Whether the Animas coalition will generate the kind of local opposition that has greeted other recent glamping proposals is questionable: the environmental issues are not as stark in this instance as they have been elsewhere (how much more damage than a gravel pit can an RV park do?) and local opinion still seems more divided. As always, the devil will be in the details. But if nothing else, the Animas Valley case underscores yet again the Trojan-horse nature of park models, by which long-term housing can be introduced into a community in the guise of recreational vehicles. Need to meet the looser requirements of a commercial campground? No problem: park models are RVs. Want to sell “small luxury homes” for hundreds of thousands of dollars? No problem: park models can be decked out to look precisely so, and without having to conform to pesky HUD construction rules.

Finally, the sharp-eyed reader will have noticed that—as with most manufactured home parks—the “adventure cabins” that Roberts will be selling don’t come with the land on which they’re sitting.
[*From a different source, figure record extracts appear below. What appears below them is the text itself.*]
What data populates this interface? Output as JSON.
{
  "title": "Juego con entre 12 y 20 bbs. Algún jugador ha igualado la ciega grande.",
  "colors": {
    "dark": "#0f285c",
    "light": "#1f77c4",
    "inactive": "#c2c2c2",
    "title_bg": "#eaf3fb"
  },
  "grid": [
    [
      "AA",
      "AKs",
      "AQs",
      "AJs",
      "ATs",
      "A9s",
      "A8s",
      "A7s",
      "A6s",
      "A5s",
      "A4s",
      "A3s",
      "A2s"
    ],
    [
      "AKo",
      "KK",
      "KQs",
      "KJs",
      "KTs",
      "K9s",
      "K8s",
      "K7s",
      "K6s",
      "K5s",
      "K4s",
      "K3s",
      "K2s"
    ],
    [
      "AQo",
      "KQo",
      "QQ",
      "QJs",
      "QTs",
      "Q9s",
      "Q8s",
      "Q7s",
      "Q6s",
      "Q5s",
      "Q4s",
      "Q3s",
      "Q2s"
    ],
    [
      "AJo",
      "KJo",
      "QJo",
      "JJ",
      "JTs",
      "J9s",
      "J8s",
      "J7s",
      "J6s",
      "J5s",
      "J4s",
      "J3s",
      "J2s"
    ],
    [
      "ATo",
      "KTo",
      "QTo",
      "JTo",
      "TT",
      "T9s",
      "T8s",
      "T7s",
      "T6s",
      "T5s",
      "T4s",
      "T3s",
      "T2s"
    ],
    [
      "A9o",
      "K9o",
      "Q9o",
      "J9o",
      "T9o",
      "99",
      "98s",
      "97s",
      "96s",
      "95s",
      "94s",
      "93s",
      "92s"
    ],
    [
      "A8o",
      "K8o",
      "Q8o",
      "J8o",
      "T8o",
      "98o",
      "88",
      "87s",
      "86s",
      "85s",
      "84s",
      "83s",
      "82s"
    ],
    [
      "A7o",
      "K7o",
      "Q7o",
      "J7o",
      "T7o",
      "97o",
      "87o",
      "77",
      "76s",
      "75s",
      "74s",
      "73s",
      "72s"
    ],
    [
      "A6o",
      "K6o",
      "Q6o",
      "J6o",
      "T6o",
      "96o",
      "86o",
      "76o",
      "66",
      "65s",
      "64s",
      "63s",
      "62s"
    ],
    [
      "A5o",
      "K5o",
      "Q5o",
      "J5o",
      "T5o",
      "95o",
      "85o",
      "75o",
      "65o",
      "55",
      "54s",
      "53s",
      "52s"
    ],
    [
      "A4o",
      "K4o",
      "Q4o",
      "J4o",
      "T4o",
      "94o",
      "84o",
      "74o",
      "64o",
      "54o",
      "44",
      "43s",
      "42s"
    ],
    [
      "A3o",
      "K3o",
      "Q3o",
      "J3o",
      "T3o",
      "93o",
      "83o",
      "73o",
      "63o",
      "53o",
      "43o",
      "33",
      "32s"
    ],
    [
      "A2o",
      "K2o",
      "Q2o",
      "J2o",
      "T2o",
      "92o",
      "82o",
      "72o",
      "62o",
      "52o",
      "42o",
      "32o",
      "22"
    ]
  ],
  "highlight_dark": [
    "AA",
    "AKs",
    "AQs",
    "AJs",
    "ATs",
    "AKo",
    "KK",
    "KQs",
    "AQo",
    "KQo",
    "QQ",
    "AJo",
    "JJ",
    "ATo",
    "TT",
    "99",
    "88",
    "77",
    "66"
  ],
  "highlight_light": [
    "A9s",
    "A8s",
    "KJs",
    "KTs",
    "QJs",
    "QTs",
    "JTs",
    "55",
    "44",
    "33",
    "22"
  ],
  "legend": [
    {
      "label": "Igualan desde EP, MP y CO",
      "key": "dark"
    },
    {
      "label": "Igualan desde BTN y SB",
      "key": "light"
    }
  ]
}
In addition, for the privilege of owning a tricked-out RV they’ll be paying $695 a month in rent, disguised as a “community fee.” And if the new owners want to recoup some of their investment by renting out “their” cabins when they’re not using them, that’s okay—provided the rentals are through the Village Camp management company, “to assure consistent guest experience.” For its troubles, the management company will claim half of the rental proceeds.

Financially incomprehensible as all that is, as evident when the glitz is stripped away, there undoubtedly are people with too much money and not enough horse sense who will snap up Roberts’ sugar plums. The question is whether Animas Valley will enable him to open up yet another confectionary shop—and what price it may pay for doing so.